Wednesday, March 11, 2015

He thinks writing a story is hard; wait til he tries to writer a letter

When you are not engaged with thoughts of how to execute what you think of as chores or daily activities such as which market to shop in for the household and your cat as opposed to which market to shop at for your own groceries, your thoughts often turn to projects on which you can expect to spend a good deal of time.

Around the time you achieved advancement to executive editorial stages with most of the publishers who employed you, a chunk of your day was spent with correspondence, where your ideal letter was one sentence.  After a time, you recognized that such letters more often than not bewildered their recipients, necessitating a second letter addressed to the same recipient about the same matter.  

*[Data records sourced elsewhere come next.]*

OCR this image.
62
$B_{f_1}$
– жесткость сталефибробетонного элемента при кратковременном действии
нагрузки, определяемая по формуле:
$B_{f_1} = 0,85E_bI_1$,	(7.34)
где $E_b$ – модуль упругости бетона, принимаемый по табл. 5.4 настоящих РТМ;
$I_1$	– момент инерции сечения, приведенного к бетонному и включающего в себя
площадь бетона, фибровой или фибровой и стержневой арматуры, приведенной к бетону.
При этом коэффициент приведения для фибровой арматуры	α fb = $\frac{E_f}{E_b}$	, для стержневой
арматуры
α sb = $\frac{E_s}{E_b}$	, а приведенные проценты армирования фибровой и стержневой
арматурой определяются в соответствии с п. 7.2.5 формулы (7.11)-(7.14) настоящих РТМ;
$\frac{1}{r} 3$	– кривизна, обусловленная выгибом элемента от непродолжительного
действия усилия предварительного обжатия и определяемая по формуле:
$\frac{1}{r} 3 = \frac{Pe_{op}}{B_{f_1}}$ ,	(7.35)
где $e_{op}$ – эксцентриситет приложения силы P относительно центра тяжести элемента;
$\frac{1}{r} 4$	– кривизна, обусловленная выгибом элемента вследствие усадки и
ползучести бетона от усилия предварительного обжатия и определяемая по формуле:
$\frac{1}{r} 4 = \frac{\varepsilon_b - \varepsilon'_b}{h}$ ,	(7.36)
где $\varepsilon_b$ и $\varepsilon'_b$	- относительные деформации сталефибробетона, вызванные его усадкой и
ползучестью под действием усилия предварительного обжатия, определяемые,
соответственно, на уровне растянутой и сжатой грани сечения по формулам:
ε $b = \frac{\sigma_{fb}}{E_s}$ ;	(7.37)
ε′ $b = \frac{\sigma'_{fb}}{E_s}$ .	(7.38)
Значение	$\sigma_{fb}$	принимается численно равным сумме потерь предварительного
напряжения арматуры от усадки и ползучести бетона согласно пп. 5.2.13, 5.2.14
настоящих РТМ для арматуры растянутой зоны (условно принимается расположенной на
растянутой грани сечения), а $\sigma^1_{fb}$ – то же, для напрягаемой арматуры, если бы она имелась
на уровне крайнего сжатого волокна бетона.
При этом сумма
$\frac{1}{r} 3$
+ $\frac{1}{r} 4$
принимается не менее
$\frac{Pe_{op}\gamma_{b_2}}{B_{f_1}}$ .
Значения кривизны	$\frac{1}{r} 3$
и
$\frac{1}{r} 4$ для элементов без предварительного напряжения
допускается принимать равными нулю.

One such exchange of the one-sentence letter stays with you.  Thank you, you wrote, for inviting me to speak before your organization (name here) on (date here) at (place) here, which I am pleased to accept.

The response was telling.  We're glad to see that you received our invitation, the response said. We wonder if you intend to accept it.  From this and subsequent exchanges, you got the notion that a one-sentence letter might well seem to take less time, but in fact did not.  You could have at least asked if they had a particular subject in mind for you to discuss and at what length they might like you to discuss it.

You revised your approach to the single paragraph, which said as much as the one-sentence letter, but accomplished its ends by using more words.  In your judgement, recipients of letters want more words, but not too many.  An added aspect of your experience:  good idea to embed a question your correspondent will have a difficult time answering and as a consequence will forebear any added conversation.

You learned this last gambit before you became an employee, craving the companionship of long letters to persons you knew and liked.  But long letters from you brought significant responses, all of which were short.  You might well enjoy writing long letters, but in your experience, the persons you knew did not like to read them.  As for short letters, their brevity had to carry with it the appearance of chattiness.

These times, before you worked as a salaried editor and later, when you did, had the effect of nudging you toward the discovery of your true narrative voice.  Letters, you discovered, were as difficult to write as the stories you'd written and were attempting to write on your evening hours, after the publishing day was complete.  Time was an issue, but so was word choice, attitude, and desired effect.

How, you asked one of your mentors, the splendid mystery writer, Dorothy B. Hughes, does one make the time for writing beyond getting up early or staying up late, and please don't tell me both, getting up earlier and staying up later.

Her answer was the same as the one another mystery writer, Joseph Wambaugh.  Writing is a difficult craft.  If you attempt to do it in combination with something else, you'll probably achieve a degree of competence in both, but the world is already filled with competent writers and mid-level editors, struggling to maintain their mid-level status.  

One afternoon, during your downward spiral at a publishing company at which you'd risen through the ranks to become editor-in-chief, you found yourself well along the road of so many others who were nearing the end of their tenure.  Your budget for a personal secretary had already been withdrawn.  You'd been given the option of using one of the departmental pool secretaries or writing your own letters and doing your own filing.  This particular afternoon, you were struggling with the content of the letter you were typing yourself, thinking how clever of you it was to use the initials ae as a suggestion that you still had a secretary when, in fact, ae was your ironic joke for alter ego.

On this particular afternoon, you understood how difficult letter writing was, and your understanding took in the awareness that writing fiction was also difficult; so was writing reviews or essays.  You stopped by the president and vice-president of operations offices, thinking it time to schedule your farewell lunch.  The fact that you could not schedule this farewell lunch for another two weeks spoke volumes to you.  

You're reminded of this concatenation of events because of a recent event in which a student, hearing class and your responses to a story, took the approach that writers were geniuses and he was not.  Sure, there were some things wrong with his story.  Sure, there was a dated quality about it.  Sure, there were some anomalies.  But this was a damned good story and, in a way reminding you of Huck Finn's comments about not realizing how difficult it was to write a book, said there was no more to say and he was rotten glad of it.

While the student was having his say, you found yourself thinking things you knew better to say to him.  Wait, you thought, until he tries to write his second story and his third if he thinks this was hard.  Wait until he becomes so successful he is given an editorial position, and has to write letters.

All of it is difficult, gut-wrenching and frustrating in the way it flattens us out like the lump of masa that has been patted, pressed, and moulded into a tortilla before being plopped onto the grill to warm.  Within the difficulty, the joy is embedded.  If experienced enough, the process pushes us beyond masochism and sadism into the closest approximations of happiness we will experience.  We will have erected a universe, a planet, a sun, and an entire cast of characters, each of whom nourishes the fervent self-absorption of being so right that thoughts of compromise or accommodation are unthinkable.